UIRNet, tramite una procedura ad evidenza pubblica, ha assegnato il servizio di redazione dello Studio Trasportistico per lo Scalo Smistamento di Alessandria. Lo Studio è finalizzato a valutare le condizioni operative ed economiche  di sostenibilità del Nuovo Scalo Alessandria, che sarà collocato nell’impianto ferroviario Scalo Smistamento di Alessandria. Il Nuovo Scalo sarà prevalentemente funzionale alle attività dei Porti gestiti dalla AdSP del Mar Ligure Occidentale ed integrato con gli interventi, infrastrutturali e gestionali, programmati in ambito portuale e nei Comuni di relativa pertinenza, al fine di favorire e supportare il decongestionamento delle aree urbane tramite lo spostamento, al sistema ferroviario, di una rilevante quota di traffico stradale generato dalle attività portuali. Lo Studio determinerà la possibilità di procedere alla Progettazione di Fattibilità Tecnico Economica degli interventi di trasformazione dell’attuale Scalo. La progettazione del Nuovo Scalo Alessandria è prevista dalla Legge di Bilancio 2019 e mira all’ottimizzazione dei flussi merci dai/ai porti di Genova/Prà e Savona/Vado.
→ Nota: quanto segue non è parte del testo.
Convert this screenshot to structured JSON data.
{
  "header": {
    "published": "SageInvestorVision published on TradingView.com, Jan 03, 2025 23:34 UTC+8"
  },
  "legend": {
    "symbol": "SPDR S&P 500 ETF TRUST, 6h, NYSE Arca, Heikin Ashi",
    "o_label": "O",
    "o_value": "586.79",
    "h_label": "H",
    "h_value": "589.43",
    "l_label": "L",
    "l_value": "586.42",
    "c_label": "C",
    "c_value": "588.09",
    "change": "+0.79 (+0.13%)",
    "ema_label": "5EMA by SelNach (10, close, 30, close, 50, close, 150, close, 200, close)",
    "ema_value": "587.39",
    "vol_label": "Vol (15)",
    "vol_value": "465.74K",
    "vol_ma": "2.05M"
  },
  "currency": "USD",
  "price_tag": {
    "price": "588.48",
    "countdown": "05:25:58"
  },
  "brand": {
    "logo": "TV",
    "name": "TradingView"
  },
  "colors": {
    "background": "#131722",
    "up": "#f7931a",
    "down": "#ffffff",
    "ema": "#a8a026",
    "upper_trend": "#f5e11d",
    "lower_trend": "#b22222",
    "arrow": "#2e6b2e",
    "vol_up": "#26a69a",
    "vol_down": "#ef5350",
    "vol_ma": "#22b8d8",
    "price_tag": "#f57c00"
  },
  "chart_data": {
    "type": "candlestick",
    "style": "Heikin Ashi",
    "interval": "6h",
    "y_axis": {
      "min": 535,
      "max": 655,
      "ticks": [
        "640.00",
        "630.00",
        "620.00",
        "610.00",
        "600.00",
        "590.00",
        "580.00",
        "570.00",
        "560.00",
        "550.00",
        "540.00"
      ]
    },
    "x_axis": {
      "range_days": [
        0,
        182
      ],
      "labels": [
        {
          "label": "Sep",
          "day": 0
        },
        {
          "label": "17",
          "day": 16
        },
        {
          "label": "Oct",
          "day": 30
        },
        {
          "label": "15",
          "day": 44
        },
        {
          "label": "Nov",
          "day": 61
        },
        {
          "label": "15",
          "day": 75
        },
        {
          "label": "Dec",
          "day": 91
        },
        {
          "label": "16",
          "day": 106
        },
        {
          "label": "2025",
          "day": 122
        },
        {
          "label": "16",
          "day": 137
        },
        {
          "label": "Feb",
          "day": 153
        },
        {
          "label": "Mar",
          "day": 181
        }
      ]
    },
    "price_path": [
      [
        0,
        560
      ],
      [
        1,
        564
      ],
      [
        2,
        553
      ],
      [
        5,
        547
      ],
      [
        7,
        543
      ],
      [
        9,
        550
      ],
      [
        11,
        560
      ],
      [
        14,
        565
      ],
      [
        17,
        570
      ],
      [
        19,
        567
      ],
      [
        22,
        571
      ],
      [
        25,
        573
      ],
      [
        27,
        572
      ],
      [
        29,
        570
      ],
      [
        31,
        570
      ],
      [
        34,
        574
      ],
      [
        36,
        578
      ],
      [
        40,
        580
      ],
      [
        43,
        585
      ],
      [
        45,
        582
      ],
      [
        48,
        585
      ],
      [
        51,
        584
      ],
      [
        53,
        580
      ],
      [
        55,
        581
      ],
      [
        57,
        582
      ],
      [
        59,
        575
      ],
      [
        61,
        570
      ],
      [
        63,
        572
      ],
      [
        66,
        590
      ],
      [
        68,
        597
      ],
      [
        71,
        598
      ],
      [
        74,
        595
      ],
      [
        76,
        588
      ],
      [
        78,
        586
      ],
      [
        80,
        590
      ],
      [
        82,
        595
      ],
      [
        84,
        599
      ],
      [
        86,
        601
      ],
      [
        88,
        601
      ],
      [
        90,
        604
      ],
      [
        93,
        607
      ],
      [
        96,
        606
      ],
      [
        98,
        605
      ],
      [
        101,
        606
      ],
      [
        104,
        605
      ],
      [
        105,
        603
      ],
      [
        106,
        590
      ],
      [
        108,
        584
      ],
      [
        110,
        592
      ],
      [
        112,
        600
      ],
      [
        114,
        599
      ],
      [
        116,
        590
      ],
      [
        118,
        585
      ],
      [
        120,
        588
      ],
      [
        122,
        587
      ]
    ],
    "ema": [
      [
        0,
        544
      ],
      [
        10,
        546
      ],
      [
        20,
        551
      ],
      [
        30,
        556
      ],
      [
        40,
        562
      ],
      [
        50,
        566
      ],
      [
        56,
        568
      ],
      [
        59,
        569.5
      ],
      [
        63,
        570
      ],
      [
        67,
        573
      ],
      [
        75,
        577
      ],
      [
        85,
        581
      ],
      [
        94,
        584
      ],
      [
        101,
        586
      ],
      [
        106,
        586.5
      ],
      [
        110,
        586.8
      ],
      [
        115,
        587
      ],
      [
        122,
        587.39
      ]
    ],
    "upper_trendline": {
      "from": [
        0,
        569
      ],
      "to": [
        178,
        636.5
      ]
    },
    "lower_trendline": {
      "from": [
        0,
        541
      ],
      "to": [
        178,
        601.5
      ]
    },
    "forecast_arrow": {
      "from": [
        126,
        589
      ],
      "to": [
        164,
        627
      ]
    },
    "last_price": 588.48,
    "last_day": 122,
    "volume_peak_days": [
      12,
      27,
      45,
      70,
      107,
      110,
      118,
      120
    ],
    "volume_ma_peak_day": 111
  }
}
Lo studio valuterà la possibilità di dotare il Nord-Ovest di uno scalo ferroviario adibito a gestire rapidamente treni shuttle con i Porti liguri e a svolgere funzione di composizione carichi per treni a lunga percorrenza da rilanciare verso destinazioni europee. Il Nuovo Scalo Alessandria si dovrà porre in una prospettiva di aumento dei traffici e non di ulteriore parcellizzazione di quelli esistenti.